The field of computer vision and natural language processing is moving towards more efficient and accurate methods for text recognition and facial expression analysis. Recent developments have focused on leveraging self-supervised learning, masked image modeling, and cascaded transformers to improve performance while reducing computational demands. Notably, the integration of linguistic information into visual models has shown promising results, enabling more robust text recognition in scenarios with degraded visual quality. Furthermore, fine-tuning of autoregressive models on limited handwritten texts has demonstrated significant improvements in OCR applications. Noteworthy papers include:
- SIT-FER, which proposes a novel semi-supervised facial expression recognition framework that incorporates semantic, instance, and text-level information to generate high-quality pseudo-labels.

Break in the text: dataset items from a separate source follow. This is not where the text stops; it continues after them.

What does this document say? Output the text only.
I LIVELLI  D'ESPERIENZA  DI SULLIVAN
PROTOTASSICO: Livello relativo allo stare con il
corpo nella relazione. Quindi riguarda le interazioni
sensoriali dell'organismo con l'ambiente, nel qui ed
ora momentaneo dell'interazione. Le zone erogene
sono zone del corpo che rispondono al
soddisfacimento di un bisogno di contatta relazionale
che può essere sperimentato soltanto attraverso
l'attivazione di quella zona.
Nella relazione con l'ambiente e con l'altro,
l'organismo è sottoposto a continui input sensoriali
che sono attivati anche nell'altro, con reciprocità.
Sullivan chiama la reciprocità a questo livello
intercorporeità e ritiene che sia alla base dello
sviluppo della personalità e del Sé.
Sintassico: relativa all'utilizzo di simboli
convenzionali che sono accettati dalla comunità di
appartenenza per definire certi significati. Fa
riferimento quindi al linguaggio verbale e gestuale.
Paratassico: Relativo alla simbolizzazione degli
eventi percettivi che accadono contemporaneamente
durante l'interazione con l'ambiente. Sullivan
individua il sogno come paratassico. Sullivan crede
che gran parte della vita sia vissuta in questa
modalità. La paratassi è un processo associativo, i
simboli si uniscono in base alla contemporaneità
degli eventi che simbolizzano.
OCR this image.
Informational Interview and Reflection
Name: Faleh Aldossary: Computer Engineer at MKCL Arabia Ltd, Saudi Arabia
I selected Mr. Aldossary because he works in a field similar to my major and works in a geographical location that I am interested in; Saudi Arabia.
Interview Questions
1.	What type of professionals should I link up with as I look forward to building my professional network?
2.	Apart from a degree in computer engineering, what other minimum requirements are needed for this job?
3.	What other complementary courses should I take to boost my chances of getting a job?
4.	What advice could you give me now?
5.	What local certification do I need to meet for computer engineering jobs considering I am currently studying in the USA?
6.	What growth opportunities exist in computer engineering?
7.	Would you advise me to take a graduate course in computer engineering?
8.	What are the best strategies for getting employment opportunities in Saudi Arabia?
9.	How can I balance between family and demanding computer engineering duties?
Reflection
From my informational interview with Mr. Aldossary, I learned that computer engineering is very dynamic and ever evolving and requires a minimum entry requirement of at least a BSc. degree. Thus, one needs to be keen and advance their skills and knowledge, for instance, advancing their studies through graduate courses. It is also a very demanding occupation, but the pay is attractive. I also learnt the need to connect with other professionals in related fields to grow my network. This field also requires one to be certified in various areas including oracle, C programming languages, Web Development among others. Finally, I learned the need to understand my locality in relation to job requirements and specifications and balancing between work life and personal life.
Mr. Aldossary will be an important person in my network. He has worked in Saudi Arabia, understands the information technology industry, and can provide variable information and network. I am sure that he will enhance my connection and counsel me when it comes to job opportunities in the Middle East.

- Linguistics-aware Masked Image Modeling for Self-supervised Scene Text Recognition, which channels linguistic information into the decoding process of masked image modeling through a separate branch.
- Efficient and Accurate Scene Text Recognition with Cascaded-Transformers, which introduces a cascaded-transformers structure to improve the efficiency of encoder models.

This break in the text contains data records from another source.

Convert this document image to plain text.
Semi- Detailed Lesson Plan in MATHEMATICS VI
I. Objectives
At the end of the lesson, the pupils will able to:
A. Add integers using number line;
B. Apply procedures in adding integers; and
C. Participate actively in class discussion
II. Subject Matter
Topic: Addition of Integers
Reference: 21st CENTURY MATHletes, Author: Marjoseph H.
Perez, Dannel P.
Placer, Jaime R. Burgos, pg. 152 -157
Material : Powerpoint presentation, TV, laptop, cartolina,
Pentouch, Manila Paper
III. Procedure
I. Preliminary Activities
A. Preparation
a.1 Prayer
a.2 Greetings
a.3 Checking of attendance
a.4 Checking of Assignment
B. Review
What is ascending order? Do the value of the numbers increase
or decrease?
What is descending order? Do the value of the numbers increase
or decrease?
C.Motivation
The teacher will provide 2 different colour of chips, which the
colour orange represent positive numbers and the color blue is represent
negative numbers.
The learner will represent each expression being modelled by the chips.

- Practical Fine-Tuning of Autoregressive Models on Limited Handwritten Texts, which demonstrates the effectiveness of fine-tuning transformer-based models on limited handwritten texts.
- Masked Self-Supervised Pre-Training for Text Recognition Transformers on Large-Scale Datasets, which explores masked self-supervised pre-training for text recognition transformers and shows significant improvements in character error rate.